I was given what was supposed to be an independent second opinion from another doctor in the clinic, however that experience did not go any better and in fact the fat shaming and weight bias was even more obvious. 

This new doctor entered the room with my file and asked me bluntly, “Why are you here?” I explained I was there to get a second opinion about my knees. Without asking for any additional information, or even examining the knees, she said she would not operate on the knees. Without asking me anything, she said, “What disturbs me most is that you refuse Cortisone shots”. She never asked me why. I don’t know how she knew I refused the Cortisone unless she read the first doctor’s comments (so much for an independent second opinion). I started to tear up, as her demeanor since she entered the room was hostile and combative. She asked me what I thought would happen at this visit and I told her I thought there would be a treatment plan whereby we could discuss which knee should be done first or at the very least what steps could be taken to prepare to have the knee joint replaced. She said, “Your knees are wrecked. But so are your hips and back and you will still have pain. I will not do surgery”. I can live with pain. I cannot accept that the pain is due to something that can be treated with surgery, so I started to cry and said I don’t want to end up in a wheelchair and packing on weight due to a lack of mobility which is the eventuality when one has “wrecked/shot knees”.

She saw me crying  as she headed for the door and said, “We’re done here, unless you want cortisone shots.” In my grief, I meekly said, “ok”. At that point, she stopped in the open doorway and turned around to say, as she looked me up and down, “By the way, I didn’t do THIS to you.” referring to my weight.  It is unprofessional and inhumane treatment like this that causes such trauma. I was shattered that a licensed physician in whom I had an inherent trust and vulnerability with, would speak to me in such an insensitive way. I was left feeling bullied, body-shamed, and unworthy of basic health care. 

This is something that fundamentally violates my rights as both a patient and as a human being. To have a doctor (literally) turn their back on you and also hurl insults as they walk out the door. Is entirely unprofessional. I felt hopeless.
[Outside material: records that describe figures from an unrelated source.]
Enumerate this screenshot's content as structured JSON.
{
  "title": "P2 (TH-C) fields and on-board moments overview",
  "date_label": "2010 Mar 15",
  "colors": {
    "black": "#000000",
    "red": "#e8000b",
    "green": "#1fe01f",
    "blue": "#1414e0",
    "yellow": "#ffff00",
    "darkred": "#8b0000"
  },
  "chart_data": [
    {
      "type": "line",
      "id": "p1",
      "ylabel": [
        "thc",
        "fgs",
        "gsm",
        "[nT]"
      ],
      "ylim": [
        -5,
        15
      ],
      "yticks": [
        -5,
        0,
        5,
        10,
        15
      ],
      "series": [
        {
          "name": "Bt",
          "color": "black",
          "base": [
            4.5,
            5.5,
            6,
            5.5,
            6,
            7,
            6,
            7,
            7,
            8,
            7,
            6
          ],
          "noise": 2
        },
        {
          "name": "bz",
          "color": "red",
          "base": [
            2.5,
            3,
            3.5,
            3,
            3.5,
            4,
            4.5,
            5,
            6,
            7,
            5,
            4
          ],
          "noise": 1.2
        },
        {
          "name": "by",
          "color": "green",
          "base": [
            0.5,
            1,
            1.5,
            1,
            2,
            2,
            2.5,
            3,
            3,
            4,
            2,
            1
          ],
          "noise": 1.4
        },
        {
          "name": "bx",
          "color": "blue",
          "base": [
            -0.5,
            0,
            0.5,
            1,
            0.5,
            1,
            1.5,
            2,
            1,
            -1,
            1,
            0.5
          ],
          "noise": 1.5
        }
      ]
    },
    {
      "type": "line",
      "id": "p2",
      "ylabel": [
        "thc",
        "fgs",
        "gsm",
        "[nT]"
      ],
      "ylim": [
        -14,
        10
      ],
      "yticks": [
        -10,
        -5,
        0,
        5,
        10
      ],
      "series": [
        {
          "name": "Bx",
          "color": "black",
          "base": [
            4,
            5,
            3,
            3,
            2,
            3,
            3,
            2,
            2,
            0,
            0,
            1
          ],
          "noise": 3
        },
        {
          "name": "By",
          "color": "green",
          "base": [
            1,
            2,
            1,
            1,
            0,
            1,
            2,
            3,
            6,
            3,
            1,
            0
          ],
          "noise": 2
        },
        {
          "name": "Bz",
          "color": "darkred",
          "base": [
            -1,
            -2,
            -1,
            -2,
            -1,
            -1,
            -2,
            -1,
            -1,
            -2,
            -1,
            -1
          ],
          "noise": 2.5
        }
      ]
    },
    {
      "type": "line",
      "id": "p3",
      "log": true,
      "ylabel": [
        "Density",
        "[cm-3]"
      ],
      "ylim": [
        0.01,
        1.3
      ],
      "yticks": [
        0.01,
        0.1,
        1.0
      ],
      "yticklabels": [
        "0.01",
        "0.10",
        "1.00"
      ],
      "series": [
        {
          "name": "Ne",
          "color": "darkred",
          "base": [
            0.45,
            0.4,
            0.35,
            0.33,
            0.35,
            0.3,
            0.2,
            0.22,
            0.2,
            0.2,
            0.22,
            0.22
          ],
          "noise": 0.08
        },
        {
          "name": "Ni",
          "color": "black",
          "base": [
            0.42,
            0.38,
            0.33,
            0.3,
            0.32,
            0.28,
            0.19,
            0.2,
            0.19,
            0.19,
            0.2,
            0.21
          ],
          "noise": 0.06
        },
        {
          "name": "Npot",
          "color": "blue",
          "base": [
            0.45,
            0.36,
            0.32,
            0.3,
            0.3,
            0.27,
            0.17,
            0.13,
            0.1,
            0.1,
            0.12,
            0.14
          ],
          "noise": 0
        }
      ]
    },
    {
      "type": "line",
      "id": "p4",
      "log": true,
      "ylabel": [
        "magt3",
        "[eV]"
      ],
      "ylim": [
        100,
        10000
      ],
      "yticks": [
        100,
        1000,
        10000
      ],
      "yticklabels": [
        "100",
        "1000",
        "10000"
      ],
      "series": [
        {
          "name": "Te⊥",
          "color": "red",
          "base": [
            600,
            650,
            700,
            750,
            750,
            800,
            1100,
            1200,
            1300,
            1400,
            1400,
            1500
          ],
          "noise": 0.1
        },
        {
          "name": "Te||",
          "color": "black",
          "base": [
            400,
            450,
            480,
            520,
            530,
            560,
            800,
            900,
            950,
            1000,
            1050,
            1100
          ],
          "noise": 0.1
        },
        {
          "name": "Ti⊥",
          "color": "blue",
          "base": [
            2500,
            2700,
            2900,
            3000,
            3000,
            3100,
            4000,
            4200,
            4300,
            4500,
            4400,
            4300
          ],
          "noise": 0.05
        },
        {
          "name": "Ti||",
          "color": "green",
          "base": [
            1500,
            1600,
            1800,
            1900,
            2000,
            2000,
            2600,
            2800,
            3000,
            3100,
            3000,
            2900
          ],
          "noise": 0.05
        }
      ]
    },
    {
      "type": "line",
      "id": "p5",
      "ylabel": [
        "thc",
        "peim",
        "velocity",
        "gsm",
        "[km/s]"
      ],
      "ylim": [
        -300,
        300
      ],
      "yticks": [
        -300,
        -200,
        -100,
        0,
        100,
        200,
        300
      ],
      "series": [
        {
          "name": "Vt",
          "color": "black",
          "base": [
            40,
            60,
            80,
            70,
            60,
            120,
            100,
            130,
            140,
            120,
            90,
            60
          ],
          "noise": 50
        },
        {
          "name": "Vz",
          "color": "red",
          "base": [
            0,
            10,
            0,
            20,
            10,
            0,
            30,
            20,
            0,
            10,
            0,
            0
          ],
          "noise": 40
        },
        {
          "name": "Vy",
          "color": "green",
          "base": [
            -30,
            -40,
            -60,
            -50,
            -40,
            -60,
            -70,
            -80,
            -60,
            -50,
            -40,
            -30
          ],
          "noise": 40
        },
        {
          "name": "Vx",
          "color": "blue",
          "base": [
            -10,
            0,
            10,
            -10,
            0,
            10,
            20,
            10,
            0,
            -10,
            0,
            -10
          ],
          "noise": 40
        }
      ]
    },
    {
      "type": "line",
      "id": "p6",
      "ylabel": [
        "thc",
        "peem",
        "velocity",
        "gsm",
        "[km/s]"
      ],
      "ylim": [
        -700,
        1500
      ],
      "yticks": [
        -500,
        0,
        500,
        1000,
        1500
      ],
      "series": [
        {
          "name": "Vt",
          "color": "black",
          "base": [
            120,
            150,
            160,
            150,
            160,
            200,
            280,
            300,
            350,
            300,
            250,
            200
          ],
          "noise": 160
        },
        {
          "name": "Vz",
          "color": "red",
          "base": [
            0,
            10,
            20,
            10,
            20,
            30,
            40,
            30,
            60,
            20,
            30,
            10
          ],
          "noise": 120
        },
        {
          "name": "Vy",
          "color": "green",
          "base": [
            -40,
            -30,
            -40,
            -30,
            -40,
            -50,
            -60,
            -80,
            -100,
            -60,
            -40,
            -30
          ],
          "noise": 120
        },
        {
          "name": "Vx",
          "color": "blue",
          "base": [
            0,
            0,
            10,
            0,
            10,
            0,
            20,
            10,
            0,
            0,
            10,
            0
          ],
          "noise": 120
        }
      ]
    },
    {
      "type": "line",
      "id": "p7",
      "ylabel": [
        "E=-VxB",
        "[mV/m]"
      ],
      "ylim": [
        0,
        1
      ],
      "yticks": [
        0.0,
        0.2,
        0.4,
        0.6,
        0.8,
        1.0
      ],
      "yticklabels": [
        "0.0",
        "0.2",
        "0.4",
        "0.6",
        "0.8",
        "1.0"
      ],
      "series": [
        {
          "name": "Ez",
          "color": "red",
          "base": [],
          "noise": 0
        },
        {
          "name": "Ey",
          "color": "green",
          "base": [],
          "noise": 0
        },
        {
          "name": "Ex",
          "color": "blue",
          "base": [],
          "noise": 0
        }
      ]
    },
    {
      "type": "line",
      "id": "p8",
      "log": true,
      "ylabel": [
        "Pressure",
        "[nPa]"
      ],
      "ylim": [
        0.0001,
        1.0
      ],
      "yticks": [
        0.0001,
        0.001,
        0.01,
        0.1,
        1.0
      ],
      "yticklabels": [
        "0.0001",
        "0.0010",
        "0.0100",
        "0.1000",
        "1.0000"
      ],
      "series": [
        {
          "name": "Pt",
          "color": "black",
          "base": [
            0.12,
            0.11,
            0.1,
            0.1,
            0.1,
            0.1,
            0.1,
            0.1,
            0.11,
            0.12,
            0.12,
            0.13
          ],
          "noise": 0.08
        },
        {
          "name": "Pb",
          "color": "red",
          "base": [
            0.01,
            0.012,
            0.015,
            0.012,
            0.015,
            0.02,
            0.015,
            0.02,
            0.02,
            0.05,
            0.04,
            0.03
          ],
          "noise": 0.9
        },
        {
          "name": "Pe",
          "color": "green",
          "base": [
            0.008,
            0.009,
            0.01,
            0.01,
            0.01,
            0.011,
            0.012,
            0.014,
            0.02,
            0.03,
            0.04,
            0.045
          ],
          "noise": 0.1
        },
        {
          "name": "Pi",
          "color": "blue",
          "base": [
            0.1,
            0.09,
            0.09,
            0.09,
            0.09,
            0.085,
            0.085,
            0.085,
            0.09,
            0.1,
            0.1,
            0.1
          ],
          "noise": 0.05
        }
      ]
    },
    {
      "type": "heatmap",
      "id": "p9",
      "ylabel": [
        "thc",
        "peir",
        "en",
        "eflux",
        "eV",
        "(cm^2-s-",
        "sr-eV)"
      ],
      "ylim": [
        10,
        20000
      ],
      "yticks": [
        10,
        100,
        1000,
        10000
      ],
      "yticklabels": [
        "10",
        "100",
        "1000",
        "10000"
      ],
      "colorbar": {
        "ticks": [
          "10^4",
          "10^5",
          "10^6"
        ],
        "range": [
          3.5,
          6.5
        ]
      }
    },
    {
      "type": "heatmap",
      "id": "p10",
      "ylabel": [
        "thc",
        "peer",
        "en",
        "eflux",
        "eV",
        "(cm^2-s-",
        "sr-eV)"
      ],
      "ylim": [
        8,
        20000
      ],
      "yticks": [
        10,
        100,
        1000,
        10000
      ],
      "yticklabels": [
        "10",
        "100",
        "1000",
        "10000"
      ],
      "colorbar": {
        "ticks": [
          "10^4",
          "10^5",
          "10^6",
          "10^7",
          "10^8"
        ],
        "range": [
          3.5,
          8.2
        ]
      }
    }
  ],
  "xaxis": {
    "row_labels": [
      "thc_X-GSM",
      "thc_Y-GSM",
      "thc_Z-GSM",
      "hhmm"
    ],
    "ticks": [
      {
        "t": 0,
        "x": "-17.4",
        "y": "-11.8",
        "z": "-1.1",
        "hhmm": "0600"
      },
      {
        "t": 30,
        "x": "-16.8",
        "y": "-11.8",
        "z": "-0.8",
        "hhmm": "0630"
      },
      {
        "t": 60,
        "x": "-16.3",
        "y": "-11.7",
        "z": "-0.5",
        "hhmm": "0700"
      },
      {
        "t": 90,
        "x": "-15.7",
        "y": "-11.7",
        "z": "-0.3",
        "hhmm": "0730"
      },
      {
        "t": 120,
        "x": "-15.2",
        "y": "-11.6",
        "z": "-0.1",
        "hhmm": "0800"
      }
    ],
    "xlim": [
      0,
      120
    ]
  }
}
As health professionals, I would expect that both doctors are at the very least aware that obesity is a complex chronic disease and not something I chose or did to myself. I would also expect that they believe that all of their patients deserve dignified and respectful treatment. I would expect that doctors would be aware and refer to Clinical Practice Guidelines in making clinical recommendations. Finally, I expect that they would recognize that their interactions with patients can be very impactful and for someone so concerned about “doing no harm”, these doctors caused immeasurably more harm. 

I have since filed a complaint with the hospital regarding this treatment and have advocated for myself to get a referral to another hospital, where I was seen and heard by another doctor. In fact this final doctor suggested that my condition in my knee was so severe that I was booked for surgery only 3 ½ weeks after that initial consult. I am now recovering well but still bothered by the treatment from the first hospital.  

During Obesity Canada’s most recent webinar, Dr. Chaudhry explained the justification to deny surgery based on infection rates for individuals with a higher BMI. While the evidence does suggest that there is elevated risk compared to “normal BMI” individuals, that actual risk is still exceedingly low and certainly not something that would justify denial of care. It is clear that the system and many doctors who work in it have a great deal of weight bias. This is hurting people everyday and it needs to stop. More people need to ask questions, push back and make these health professionals justify their decisions using evidence, anything less is inappropriate. Make them uncomfortable as they have to acknowledge and address their bias and their errors. If we keep letting them get away with it and take their word as gospel, nothing will change.